Quinto dato. Quel che l’accordo di Mirafiori toglie alla democrazia sindacale e il ricatto che la insidia basterebbe a motivare un sonoro no da parte dell’opposizione. Quel che toglie alla democrazia italiana, proponendo di vietare lo sciopero e la rappresentanza sindacale a chi non aderisce all’accordo, è inequivocabilmente il diritto di parola. Eppure l’opposizione si fa in pezzi. E persino il governo sembra più subire che gestire il grande pasticcio di Marchionne.

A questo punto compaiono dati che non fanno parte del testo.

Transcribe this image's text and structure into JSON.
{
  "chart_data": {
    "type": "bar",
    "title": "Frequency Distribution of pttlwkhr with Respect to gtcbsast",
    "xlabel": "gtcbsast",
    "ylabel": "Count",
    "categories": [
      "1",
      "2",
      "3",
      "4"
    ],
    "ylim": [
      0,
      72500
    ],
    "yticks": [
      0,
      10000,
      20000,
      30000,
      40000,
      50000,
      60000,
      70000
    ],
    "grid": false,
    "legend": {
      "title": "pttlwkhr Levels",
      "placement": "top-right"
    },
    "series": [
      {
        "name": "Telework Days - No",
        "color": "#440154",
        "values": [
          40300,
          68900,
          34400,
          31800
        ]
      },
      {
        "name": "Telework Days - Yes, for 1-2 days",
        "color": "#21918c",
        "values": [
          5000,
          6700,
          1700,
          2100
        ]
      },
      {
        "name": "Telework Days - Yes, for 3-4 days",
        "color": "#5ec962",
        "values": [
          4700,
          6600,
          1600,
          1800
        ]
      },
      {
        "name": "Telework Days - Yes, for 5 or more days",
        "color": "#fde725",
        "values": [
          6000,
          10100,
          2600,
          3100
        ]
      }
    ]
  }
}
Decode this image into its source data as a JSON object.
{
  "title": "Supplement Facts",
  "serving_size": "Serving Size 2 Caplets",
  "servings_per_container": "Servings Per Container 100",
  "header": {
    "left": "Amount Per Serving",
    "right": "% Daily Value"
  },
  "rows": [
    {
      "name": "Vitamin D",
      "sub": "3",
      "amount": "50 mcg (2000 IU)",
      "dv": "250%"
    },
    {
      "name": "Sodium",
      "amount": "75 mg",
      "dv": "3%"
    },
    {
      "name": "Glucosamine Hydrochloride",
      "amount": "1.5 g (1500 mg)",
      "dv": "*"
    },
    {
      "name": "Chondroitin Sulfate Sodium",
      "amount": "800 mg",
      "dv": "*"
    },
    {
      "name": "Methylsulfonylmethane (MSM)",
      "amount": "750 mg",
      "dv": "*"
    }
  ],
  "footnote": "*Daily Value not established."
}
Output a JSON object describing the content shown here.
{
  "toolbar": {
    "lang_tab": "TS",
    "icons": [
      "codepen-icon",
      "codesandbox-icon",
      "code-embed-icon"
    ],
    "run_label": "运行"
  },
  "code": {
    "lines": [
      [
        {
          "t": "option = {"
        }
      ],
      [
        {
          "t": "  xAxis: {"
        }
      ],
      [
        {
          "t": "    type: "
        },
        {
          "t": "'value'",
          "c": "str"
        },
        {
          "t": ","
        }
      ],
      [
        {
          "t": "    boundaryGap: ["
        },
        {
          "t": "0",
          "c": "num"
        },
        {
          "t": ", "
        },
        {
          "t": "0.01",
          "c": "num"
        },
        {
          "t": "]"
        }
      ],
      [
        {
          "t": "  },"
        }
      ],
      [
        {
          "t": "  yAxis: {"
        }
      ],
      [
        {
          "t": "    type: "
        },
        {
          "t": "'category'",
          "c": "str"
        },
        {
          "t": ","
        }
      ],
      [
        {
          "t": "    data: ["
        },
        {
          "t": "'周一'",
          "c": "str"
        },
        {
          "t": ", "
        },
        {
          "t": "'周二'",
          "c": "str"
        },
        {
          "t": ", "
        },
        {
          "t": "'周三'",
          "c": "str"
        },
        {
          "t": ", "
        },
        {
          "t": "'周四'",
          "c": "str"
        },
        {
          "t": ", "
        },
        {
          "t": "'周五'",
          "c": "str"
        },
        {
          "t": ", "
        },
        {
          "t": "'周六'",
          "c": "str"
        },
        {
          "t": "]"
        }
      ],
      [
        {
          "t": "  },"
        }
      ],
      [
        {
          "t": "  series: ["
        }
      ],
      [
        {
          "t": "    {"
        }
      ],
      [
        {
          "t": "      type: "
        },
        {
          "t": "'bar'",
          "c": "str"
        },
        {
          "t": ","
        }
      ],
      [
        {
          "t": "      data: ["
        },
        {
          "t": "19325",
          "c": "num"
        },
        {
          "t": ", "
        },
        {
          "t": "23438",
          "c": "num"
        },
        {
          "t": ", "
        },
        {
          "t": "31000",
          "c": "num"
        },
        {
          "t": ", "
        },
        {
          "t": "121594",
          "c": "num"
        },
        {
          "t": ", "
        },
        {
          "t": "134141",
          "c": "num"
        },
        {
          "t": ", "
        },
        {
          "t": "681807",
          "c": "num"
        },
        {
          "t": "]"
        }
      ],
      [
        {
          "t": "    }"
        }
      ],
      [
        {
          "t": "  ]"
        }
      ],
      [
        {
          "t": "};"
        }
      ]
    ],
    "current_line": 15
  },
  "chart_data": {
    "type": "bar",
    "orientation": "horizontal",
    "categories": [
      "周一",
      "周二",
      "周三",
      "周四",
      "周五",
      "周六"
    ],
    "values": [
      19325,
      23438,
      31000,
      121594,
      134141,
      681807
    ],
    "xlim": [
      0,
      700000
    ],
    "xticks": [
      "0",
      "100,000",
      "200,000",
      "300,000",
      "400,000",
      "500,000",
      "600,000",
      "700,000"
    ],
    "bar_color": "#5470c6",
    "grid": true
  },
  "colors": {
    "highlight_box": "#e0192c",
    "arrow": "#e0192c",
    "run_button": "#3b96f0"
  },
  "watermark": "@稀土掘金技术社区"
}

Segno che la politica va a rimorchio dell’economia e che questa classe dirigente, sulla crisi italiana, non ha proprio più niente da dire. Il rischio è altissimo.

Ecco perchè anche noi giornalisti dovremmo schierarci, darci da fare per ribaltare le menzogne che platealmente vengono dette e reiterate, parlare, convincere, manifestare con la Fiom il 28 gennaio. Il paese migliore deve stabilire, per così dire, una connessione sentimentale con gli operai che andranno a votare il 13 e 14 gennaio. Sentimentale nel senso di comprendere insieme la posta in gioco. Loro voteranno anche per tutti gli italiani, questo è chiaro. Un paese solidale potrebbe contribuire a farli sentire più liberi nel voto: di tutta la libertà possibile hanno bisogno.